First, funders can rethink career awards by organizing funding around pressing health problems rather than career trajectories. Doing so would incentivize researchers to think less about which molecular questions they can “own” and instead direct their energies toward what afflicts human health—no matter whether knowledge falls into basic discovery or implementation of care. Such a shift would also encourage researchers to consider their work as part of a collective and collaborative endeavor across an array of disciplines. (Right now, researchers are overly incentivized to prioritize work that earns them individual recognition.)
Increased budgets for AHRQ, PCORI, and NCATS would certainly help advance this goal. But perhaps just as valuable would be greater coordination among these entities and the broader NIH in facilitating research that is at the intersections of agencies’ missions.
Second, there should be more prizes, fellowships, major awards, and other honors attached to research for care, implementation, and prevention. A 2021 analysis spanning four decades of over 400 scientific prizes and thousands of awards found that topics associated with prizes showed “unexpected and significant” growth in new knowledge and entrants. In other words, prizes really do influence the kinds of questions that whole generations of researchers pursue.
The bad news, however, is that if prizes reflect a narrow understanding of what counts as valuable research, then they could further entrench that myopic worldview. And it’s clear that in medicine the dominant paradigm is an overwhelming focus on molecular science. Physician-scientists have received Nobel Prizes in Medicine for discovering that nitric oxide acts as a signaling molecule in blood vessels (an incredible achievement), but not for showing how home health workers can ensure seniors take the right medicines.
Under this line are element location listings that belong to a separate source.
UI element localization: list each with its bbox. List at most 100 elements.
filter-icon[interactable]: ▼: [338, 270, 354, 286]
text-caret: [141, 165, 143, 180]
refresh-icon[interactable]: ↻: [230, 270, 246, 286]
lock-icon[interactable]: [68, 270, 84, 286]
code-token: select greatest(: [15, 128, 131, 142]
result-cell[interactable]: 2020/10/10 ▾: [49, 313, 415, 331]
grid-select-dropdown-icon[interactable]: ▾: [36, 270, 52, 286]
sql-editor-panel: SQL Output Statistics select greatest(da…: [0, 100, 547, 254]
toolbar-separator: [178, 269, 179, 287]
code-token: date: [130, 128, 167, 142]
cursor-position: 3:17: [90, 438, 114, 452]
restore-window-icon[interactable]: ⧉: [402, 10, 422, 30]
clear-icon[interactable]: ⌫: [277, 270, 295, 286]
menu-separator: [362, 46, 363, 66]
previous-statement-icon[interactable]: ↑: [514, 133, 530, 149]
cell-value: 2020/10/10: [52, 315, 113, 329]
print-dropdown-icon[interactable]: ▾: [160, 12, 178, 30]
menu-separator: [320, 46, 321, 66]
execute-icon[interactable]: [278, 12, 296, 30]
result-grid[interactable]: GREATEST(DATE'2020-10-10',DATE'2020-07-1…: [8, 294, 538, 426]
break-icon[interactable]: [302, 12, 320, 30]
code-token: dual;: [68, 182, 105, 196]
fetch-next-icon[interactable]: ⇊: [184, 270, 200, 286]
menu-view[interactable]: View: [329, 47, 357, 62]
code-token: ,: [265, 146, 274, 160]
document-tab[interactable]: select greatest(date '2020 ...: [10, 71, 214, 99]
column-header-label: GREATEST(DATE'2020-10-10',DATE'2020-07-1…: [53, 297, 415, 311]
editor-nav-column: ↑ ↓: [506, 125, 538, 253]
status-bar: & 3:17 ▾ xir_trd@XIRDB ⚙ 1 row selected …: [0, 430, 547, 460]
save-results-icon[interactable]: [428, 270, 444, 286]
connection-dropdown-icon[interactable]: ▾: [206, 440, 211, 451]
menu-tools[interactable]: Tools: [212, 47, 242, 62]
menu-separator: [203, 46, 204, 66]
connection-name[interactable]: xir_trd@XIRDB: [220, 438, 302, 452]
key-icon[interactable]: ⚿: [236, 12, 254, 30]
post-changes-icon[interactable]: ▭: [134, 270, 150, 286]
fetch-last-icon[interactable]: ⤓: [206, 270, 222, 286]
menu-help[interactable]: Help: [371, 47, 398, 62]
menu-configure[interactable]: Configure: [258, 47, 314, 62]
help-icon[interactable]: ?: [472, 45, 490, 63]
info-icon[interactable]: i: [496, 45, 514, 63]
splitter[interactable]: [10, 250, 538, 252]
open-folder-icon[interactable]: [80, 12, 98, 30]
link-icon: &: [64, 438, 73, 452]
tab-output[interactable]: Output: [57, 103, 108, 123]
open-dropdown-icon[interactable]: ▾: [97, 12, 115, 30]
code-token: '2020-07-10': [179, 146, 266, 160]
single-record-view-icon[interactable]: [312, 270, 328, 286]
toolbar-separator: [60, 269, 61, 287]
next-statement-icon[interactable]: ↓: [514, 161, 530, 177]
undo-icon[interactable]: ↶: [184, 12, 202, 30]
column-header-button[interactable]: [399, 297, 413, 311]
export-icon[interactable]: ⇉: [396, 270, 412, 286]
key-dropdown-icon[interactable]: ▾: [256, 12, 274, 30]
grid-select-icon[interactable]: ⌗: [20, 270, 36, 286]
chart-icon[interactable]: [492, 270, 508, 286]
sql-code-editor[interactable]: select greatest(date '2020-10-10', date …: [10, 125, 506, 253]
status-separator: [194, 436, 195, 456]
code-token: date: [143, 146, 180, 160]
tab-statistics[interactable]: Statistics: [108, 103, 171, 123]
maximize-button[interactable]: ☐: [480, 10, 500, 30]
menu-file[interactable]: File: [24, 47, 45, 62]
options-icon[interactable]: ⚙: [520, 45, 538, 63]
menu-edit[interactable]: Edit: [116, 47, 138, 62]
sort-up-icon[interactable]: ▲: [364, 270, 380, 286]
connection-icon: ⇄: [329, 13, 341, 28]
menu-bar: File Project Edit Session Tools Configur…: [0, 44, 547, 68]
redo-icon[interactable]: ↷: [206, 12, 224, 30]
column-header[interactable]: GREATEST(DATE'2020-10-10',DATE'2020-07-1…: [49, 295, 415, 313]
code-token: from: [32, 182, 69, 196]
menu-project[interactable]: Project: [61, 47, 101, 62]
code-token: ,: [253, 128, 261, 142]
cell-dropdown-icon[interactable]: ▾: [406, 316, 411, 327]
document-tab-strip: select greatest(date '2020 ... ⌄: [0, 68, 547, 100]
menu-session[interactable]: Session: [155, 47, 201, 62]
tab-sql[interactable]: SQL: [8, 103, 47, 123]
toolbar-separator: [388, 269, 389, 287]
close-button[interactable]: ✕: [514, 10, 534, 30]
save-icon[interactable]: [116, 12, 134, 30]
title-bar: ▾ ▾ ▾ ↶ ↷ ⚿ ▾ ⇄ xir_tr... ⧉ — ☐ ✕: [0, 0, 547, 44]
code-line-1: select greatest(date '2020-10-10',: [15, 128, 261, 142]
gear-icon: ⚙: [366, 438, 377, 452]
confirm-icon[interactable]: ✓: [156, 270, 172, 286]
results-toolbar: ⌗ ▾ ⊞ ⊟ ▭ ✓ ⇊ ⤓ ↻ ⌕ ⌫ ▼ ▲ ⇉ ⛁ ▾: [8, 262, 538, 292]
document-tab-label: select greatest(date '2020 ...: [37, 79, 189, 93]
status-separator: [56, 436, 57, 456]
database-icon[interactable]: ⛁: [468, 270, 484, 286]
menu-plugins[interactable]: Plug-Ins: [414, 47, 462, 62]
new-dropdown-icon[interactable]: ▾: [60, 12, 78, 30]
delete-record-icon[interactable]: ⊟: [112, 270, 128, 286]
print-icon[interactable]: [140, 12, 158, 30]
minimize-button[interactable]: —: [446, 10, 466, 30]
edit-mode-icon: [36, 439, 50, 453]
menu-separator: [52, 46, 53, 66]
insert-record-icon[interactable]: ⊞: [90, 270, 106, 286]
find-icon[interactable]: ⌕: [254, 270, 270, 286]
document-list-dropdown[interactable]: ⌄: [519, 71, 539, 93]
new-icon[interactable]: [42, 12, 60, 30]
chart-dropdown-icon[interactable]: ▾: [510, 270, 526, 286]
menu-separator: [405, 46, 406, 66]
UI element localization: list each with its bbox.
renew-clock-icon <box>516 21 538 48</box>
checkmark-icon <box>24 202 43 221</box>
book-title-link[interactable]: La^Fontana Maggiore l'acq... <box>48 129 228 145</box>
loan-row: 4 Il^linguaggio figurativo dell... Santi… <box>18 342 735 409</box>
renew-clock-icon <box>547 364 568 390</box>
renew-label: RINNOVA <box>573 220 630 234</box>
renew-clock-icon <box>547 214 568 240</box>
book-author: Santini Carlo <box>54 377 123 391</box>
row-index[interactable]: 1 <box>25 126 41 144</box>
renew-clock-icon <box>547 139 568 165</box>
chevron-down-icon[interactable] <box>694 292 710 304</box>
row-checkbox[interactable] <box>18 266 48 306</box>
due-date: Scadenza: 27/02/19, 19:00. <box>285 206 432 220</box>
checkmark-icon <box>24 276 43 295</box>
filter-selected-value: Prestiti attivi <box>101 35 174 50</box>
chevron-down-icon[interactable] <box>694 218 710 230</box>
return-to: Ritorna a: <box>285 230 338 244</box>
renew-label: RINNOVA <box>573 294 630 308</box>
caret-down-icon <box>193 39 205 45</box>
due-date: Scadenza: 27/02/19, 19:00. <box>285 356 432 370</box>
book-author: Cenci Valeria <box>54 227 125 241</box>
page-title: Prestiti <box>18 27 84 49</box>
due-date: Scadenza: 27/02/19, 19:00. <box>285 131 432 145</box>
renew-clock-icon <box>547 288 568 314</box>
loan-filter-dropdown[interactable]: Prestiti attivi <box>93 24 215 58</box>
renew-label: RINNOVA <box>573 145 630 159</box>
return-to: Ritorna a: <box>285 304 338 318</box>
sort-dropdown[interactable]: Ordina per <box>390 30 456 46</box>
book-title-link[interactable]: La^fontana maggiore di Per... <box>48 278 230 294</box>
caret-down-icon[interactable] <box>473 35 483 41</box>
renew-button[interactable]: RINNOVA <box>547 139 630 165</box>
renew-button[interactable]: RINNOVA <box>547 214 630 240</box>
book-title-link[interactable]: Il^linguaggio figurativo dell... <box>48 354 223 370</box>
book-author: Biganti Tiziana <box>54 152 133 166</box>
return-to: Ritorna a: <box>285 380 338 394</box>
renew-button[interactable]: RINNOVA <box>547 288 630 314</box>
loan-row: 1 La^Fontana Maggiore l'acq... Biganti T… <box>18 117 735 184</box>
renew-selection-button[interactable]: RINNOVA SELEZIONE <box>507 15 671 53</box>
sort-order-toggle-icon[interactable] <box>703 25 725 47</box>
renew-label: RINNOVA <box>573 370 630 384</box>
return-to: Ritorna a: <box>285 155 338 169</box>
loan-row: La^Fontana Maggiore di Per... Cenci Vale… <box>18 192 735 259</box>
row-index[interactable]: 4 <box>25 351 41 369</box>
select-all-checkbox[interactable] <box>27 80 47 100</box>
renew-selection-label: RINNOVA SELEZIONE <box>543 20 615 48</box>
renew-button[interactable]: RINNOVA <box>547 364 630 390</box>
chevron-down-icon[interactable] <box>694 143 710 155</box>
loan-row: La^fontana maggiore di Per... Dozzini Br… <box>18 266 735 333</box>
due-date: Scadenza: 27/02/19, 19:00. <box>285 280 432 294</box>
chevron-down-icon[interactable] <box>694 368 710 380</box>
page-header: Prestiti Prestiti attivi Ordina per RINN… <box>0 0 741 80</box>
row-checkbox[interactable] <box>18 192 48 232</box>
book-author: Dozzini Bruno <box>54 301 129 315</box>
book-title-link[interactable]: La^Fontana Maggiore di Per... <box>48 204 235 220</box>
Third, academic institutions should more actively facilitate innovations that improve health outcomes. One possible approach is promotion and assessment programs that credit broader social benefit in addition to career progression. Another approach is helping different parts of a university work together. During the height of the pandemic, for example, federal funding sparked overdue realignment in some academic medical centers to mobilize all-hands-on-deck problem-solving. In just one example, this process brought together separate New York University research centers, faculty in global public health, as well as social workers, nurses, and community health workers, to plan and organize visits to families in public housing to offer and administer COVID-19 testing and flu vaccinations. But these kinds of innovations have been the exception rather than the rule.
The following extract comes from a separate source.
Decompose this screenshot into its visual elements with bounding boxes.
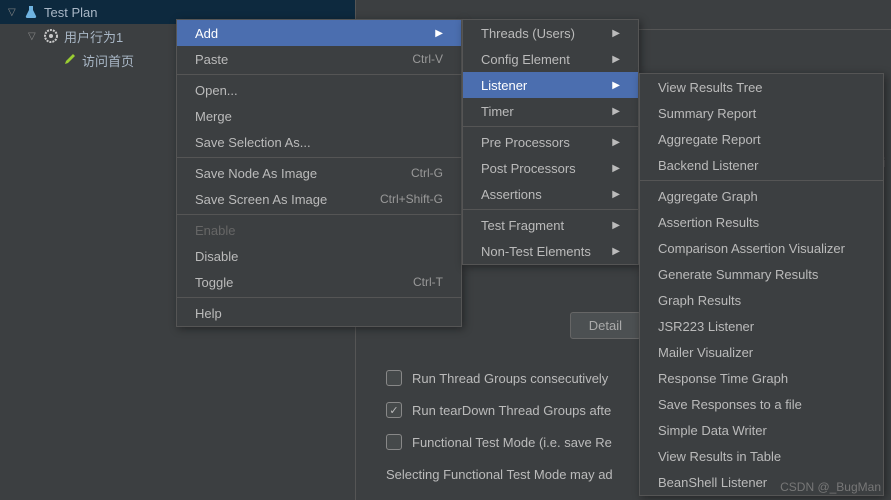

Fourth, we need to valorize work to improve care and disease prevention. The innovative new drugs and diagnostics coming from biomedical research in the last few decades happened in part because established researchers celebrated new methods, materials, and technologies. They can bring similar advocacy to research on implementation and outcomes to accelerate our progress toward this next frontier in innovation.
Our faith in the power of high-tech scientific research has brought vaccines, medicines, and precise diagnoses; investments in such research have yielded huge dividends across society. Basic, molecular science should continue to receive our society’s support. But it is also time to extend our belief in the power of science a little further—to the researchers who prioritize how to deliver care and improve health.